Ketamine is a widely used anesthetic drug. Synthesized and introduced in humans in the 1960s, ketamine is known as a “dissociative anesthetic” because of the mental state it induces in patients, one characterized by sedation, analgesia, and amnesia.1 Derived from PCP, an earlier dissociative anesthetic, ketamine is a popular choice for anesthesia because its suppression of the respiratory system is minimal and it stimulates circulation, while other anesthetics tend to significantly repress breathing and depress the circulatory system.2 Ketamine has anti-depressant effects and, at sub-anesthetic doses, can cause hallucinations and a sense of detachment from one’s own body; ketamine is taken recreationally by those seeking these kinds of sensations. The mechanism of action of ketamine in anesthesia centers on blocking neural signals that transmit pain and help form memory.

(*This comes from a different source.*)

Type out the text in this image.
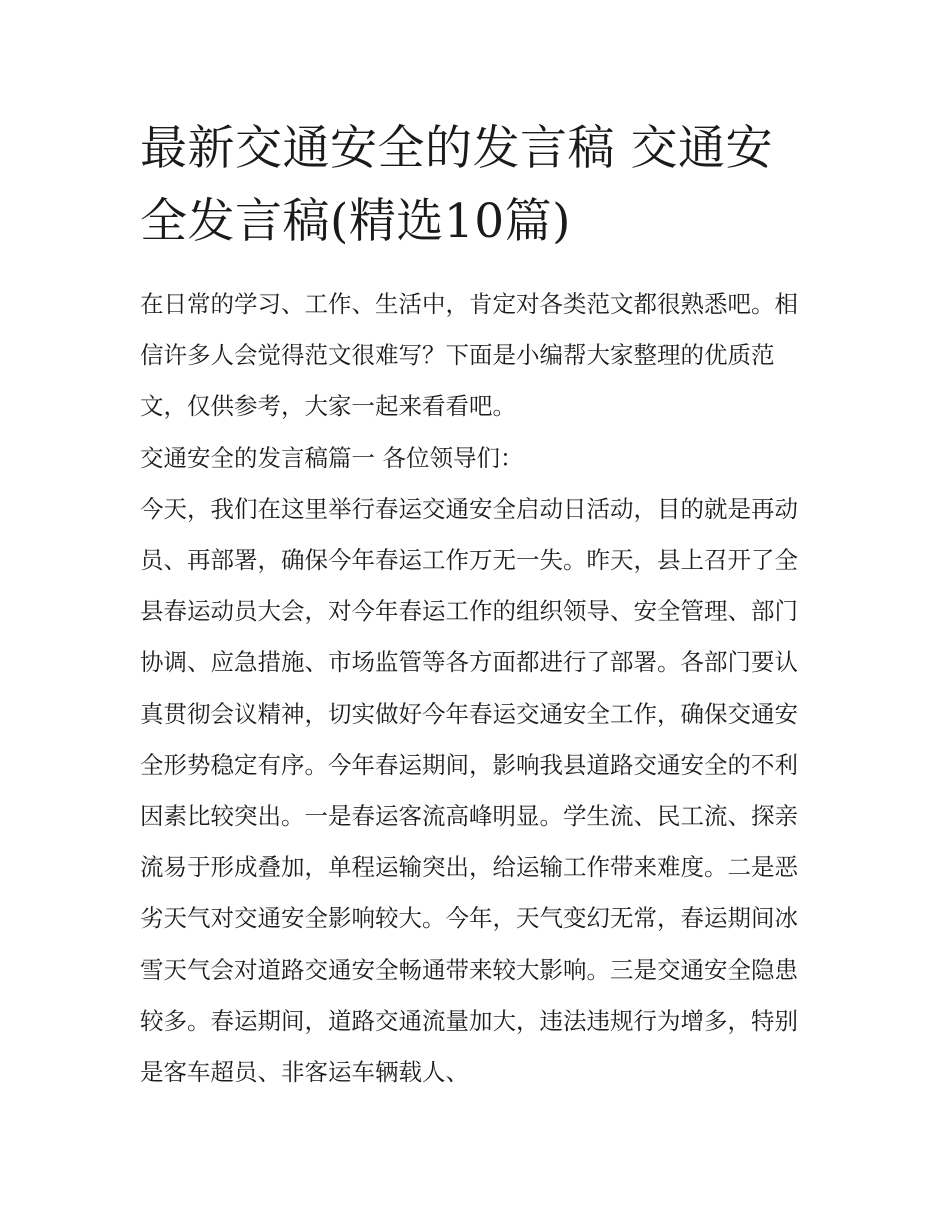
最新交通安全的发言稿 交通安全发言稿(精选10篇)

在日常的学习、工作、生活中，肯定对各类范文都很熟悉吧。相信许多人会觉得范文很难写？下面是小编帮大家整理的优质范文，仅供参考，大家一起来看看吧。

交通安全的发言稿篇一 各位领导们：

今天，我们在这里举行春运交通安全启动日活动，目的就是再动员、再部署，确保今年春运工作万无一失。昨天，县上召开了全县春运动员大会，对今年春运工作的组织领导、安全管理、部门协调、应急措施、市场监管等各方面都进行了部署。各部门要认真贯彻会议精神，切实做好今年春运交通安全工作，确保交通安全形势稳定有序。今年春运期间，影响我县道路交通安全的不利因素比较突出。一是春运客流高峰明显。学生流、民工流、探亲流易于形成叠加，单程运输突出，给运输工作带来难度。二是恶劣天气对交通安全影响较大。今年，天气变幻无常，春运期间冰雪天气会对道路交通安全畅通带来较大影响。三是交通安全隐患较多。春运期间，道路交通流量加大，违法违规行为增多，特别是客车超员、非客运车辆载人、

Ketamine produces anesthesia via several mechanisms of action, though the main mechanism is acting as a non-competitive antagonist of the N-methyl-D-aspartate (NMDA) receptor, a type of receptor found in neurons of the central nervous system. The neurotransmitters glutamate and glycine – and the eponymous N-methyl D-aspartate – bind to NMDA receptors and enable positively-charged ions to enter the cell, which allows for the transmission of an electrical signal.3 When ketamine binds to NMDA receptors, it does not interfere with the binding of NMDA agonists, the neurotransmitters or substances that initiate the neuronal response, but binds to a site within the ion channel that prevents the influx of ions into the cell, thus blocking the signal the neuron would otherwise transmit.4 Because the activation of NMDA receptors is associated with pain and memory development,5 ketamine can interfere with these processes to produce anesthesia.
While the interaction of ketamine with NMDA receptors has been well established, ketamine has other mechanisms of actions when it comes to its anesthetic properties. One such mechanism is ketamine’s interactions with mu-opioid receptors, which typically bind opioids, to induce analgesia,6 though some studies have yielded more ambiguous results. For example, in their 2012 study, Hardy et al. found that adding ketamine to opioids did not improve cancer-related pain,7 suggesting that ketamine does not enact anesthesia via the same mechanisms used by opioids. The connection between ketamine and opioid mechanisms thus remains unresolved.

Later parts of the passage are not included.